In addition, applications developed and deployed within this new agile environment “follow a different cadence than traditional application development,” said Richard Chart, chief scientist at ScienceLogic. Common characteristics include “early deployment and rapid, incremental change.”
At the same time, data and software may be finally freed of the constraints of underlying hardware and operating systems. “Now it’s just software and it can run on all sorts of hardware, perhaps even at the same time with complex orchestration layered over a variety of hardware,” said Sri Raghavan, director of data science and advanced analytics product marketing at Teradata. DevOps is now given a wider range of architectures to manage, and, while it increases their complexity, it also makes software applications more useful for a wider range of use cases, he noted.
Automation is also playing an increasing role in elevating data professionals’ roles in their businesses.

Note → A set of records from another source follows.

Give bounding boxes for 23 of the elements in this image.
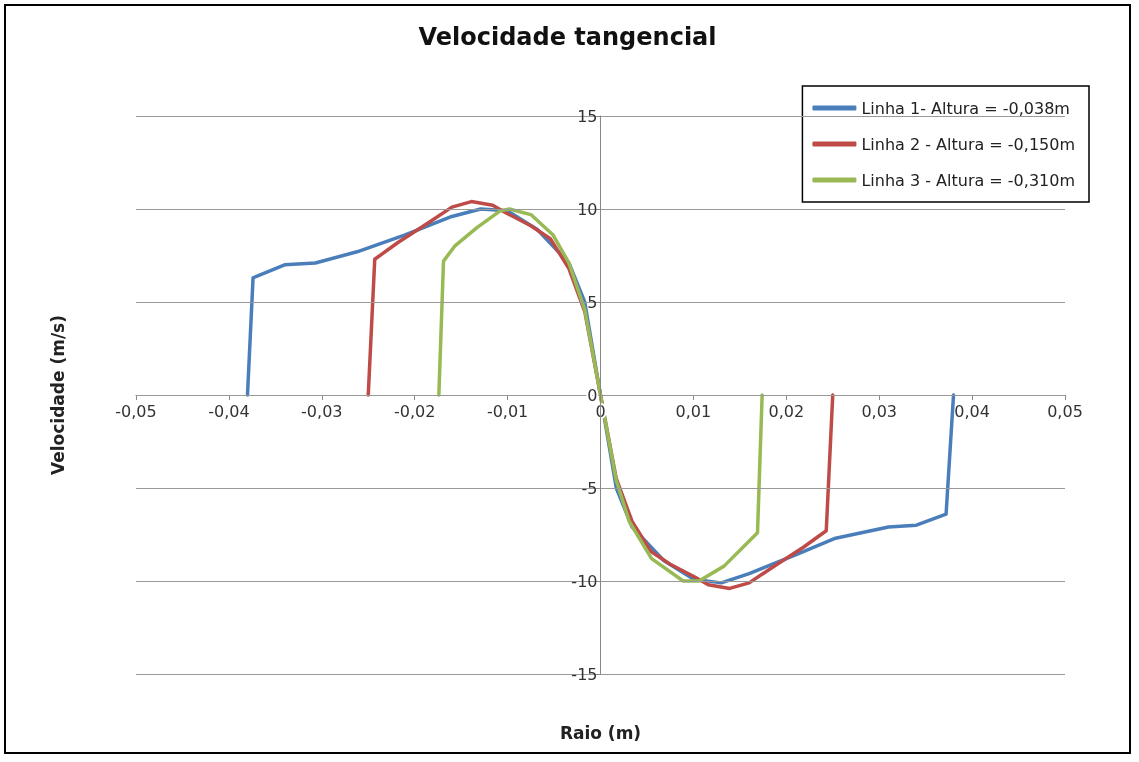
legend-label: Linha 1- Altura = -0,038m [861, 98, 1070, 118]
x-tick-label: -0,04 [208, 401, 250, 421]
y-tick-label: 10 [577, 199, 598, 219]
legend-label: Linha 2 - Altura = -0,150m [861, 134, 1076, 154]
y-tick-label: 5 [587, 292, 598, 312]
legend-label: Linha 3 - Altura = -0,310m [861, 170, 1076, 190]
x-tick-label: -0,03 [301, 401, 343, 421]
y-tick-label: -10 [571, 571, 598, 591]
x-axis-title: Raio (m) [559, 722, 642, 743]
x-tick-label: 0,02 [768, 401, 805, 421]
y-tick-label: -15 [571, 664, 598, 684]
x-tick-label: -0,02 [394, 401, 436, 421]
chart-title: Velocidade tangencial [418, 23, 717, 51]
y-tick-label: 15 [577, 106, 598, 126]
x-tick-label: -0,05 [115, 401, 157, 421]
y-tick-label: 0 [587, 385, 598, 405]
x-tick-label: 0,03 [861, 401, 898, 421]
x-tick-label: 0,01 [675, 401, 712, 421]
x-tick-label: -0,01 [486, 401, 529, 421]
x-tick-label: 0,05 [1047, 401, 1083, 421]
y-tick-label: -5 [581, 478, 598, 498]
y-axis-title: Velocidade (m/s) [47, 314, 68, 476]
x-tick-label: 0,04 [954, 401, 990, 421]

Container technology is an example of the enhanced automation that can be introduced to data environments. “Kubernetes automation radically reduces the operational burden of provisioning, managing, and operating distributed data infrastructure for DBAs and data managers,” said Monte Zweben, CEO of Splice Machine. “It enables full dependency automation for provisioning, continuously monitors the health of the system, automatically remediates system inconsistencies, and can auto-scale the components as workloads change—both up and down.”
However, moving to more agile data environments may still be hampered by the organizational challenges that exist between infrastructure teams and data analytics teams, cautioned Mike Potter, CTO of Qlik. “They tend to have different skill sets and areas of focus and are mostly working in silos. To take best advantage of these new technologies, it’s important to develop an infrastructure strategy that blends the variety of skills amongst teams and keeps the lines of communication open. Every DBA and data manager need to think about the type of workloads required to service the business and how the new services will be implemented, and then deploy the infrastructure with the right blended team in mind.”
In this emerging world, data professionals may find themselves assuming greater roles in data engineering, said Joe Hellerstein, chief strategy officer for Trifacta and professor at the University of California–Berkeley. This means placing more attention on data quality, authoring, and maintaining data transformation pipelines and operationalizing those pipelines and managing metadata. “These issues take the most time and drain the most talent from our data professional pools, and they need to be modernized.” The good news, he said, is “that time spent on data engineering today often connects directly to business use cases. Even if the cloud vendors waved a wand and made all the problems of containers and microservices disappear, we would still need solutions that take in raw data and convert it into business value. That’s the primary role for data engineering in a healthy organization.”
Improving Data Delivery
Along with enabling increased involvement in the business, agile data environments are also speeding up the data insights and associated applications to businesses. Companies such as Amazon “deliver numerous software releases per second,” said Chris Bergh, CEO and founder of DataKitchen. “This would be impossible without environment and release automation, and technologies like infrastructure-as-code. Applying these capabilities in data organizations will transform enterprises. The world will be divided into companies with nimble and accurate analytics that facilitate insights and others who struggle to keep up.”